The 4 point(less) list
Mike @2M0WNA made a good point at our lunch last Friday. “Geallaig Hill has to be the easiest 4 point summit around here”. He’d just activated it that morning. I hadn’t thought of it like that, however it is a hill that has easy access, a reasonably high starting point, a vehicle track to the top and 360° of shelter, thanks to a substantial circle of rocks. A great hill for SOTA, no matter the weather.
Thursday 13th February 2025
Fast forward almost a week. We’d had a bit more snow, and the weather had been pretty cool and cloudy. I was going into work at 1300 for my (last ever) late shift and fancied knocking off a morning summit. GM/ES-036 would do nicely.
I left home at 0830. 25 minutes later I was at the foot of the hill track, 360m ASL, with 383m to climb over 3km. The track was snowed up from the off, but no ice, so I made steady progress and reached the top after around 45 minutes. It was cold. A slight but icy breeze. Snow inside and outside of the cairn. A helpful trig point with the cap missing and no rubbish in the hole. LoRa announced my presence.
back to the parking and the minor road that runs from Crathie to Gairnshiel Bridge
I popped the carbon 6 in the hole, hoisted the Slim-G and connected my freshly charged Yaesu ft-60. It was freshly charged because I’d finally found the charger. I spotted just before 1000. Calls on 2m brought Alex @GM5ALX and Chris @2M0RVZ. Disappointingly, that was all for VHF.
as good a shelter as there is around these hills
Given the handily located mast and relative shelter of my position, I was reluctant to move the pole. Instead of rigging the 41’ random as an inverted-V, I went for a vertical with sloping end. A small carabiner fitted into the top section and the wire easily slid through. The remainder was chucked out into the snow. My winder alone is usually enough to hold it down in light winds. Same for the counterpoise - lobbed over the cairn wall.
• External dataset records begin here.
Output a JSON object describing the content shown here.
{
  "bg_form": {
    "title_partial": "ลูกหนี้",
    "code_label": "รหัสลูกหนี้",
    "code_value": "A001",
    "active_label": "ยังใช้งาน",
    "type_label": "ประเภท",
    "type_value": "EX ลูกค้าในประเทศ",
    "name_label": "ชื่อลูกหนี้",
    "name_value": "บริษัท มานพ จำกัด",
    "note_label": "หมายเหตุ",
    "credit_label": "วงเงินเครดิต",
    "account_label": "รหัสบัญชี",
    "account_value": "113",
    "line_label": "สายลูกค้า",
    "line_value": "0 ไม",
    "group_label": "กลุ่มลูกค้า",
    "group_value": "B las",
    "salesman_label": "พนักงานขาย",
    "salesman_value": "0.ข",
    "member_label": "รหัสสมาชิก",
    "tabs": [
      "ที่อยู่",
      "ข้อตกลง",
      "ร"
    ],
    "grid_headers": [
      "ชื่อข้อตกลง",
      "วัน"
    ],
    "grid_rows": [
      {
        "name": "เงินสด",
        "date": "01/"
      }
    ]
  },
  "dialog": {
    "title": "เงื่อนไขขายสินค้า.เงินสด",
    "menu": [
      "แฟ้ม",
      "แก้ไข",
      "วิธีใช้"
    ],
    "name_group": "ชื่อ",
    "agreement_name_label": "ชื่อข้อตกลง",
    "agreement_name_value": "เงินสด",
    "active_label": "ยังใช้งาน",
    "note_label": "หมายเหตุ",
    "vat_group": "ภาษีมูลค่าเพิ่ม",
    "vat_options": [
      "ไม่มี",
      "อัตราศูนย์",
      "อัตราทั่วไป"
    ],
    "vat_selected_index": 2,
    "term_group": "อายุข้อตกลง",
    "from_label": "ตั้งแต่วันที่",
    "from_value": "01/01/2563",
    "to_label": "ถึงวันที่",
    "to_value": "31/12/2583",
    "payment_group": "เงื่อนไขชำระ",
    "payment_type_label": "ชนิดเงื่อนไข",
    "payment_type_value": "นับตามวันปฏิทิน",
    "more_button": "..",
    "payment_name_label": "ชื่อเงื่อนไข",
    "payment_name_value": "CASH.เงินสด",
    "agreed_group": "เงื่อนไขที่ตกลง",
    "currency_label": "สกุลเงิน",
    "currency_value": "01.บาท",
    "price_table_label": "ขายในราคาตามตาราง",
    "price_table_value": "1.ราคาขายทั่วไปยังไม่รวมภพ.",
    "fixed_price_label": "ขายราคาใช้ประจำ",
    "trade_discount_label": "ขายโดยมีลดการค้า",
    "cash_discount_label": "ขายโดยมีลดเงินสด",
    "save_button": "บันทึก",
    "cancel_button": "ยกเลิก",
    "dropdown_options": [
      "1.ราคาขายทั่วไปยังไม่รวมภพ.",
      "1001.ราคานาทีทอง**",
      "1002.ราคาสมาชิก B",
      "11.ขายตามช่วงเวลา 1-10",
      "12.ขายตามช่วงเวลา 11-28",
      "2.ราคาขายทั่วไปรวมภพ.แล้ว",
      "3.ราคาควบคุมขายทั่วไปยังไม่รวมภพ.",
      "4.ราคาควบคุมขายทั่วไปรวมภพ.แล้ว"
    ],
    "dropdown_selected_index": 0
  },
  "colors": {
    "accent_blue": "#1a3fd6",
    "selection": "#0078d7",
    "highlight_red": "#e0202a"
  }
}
40m SSB was the band of choice and it worked rather well. A good spread of stations across GM/G/GW/EI as well as some further afield that I haven’t heard on 40m for a long time. One station said I was splattering a bit. Never heard that before with my KX2 & 10w. Maybe the novel antenna arrangement? Anyway, by 1030 the pile up had subsided and I’d added 25 chasers to my log.
on HF
I started to pack up and then I remembered! Andy @MM7MOX had PM’d me last night. He was going to be on GM/SS-104 at 1100 this morning and was keen for a summit-to-summit. I text’d him. “15 mins out” was the reply. With time to kill, I packed everything away bar the mast, slim-G and ft-60. Then I started to realise how cold it was. Helicopter arms helped the hands, but my snow covered boots contained frigit feet that wouldn’t warm up. 3 season boots today and I was missing the thick insulating leather of my Scarpa Mantas.
Thankfully Andy got a move on and was up a bit early. We had a nice 2m S2S, with good reports each way. I immediately packed the remaining kit up and set off down the hill. It was now after 1100 and I had to get down (40 mins) home (25 mins), showered (10 mins), fed (10 mins) and drive to work (40 mins). That is 2 hours and 5 minutes.
a frozen S2S with @MM7MOX
And that is why I was 5 minutes late for work today. Thankfully I’m the boss
A very subjective list
GM/ES has more than its fair share of 4 point heathery lumps. Twenty eight to be precise. Here they are listed in order of difficulty. This is my own criteria, based on length of hike, path or no path, and possibly how I actually felt on the day I did it! Where two naturally combine into one outing, they may have been elevated in difficulty and may be easier if tackled seperately. Told you it was subjective!
the top three entries are pairs of hills. Land Rover for scale
Alex @GM5ALX would probably have his computer figure this out, which is exactly why I went for a fully analogue method.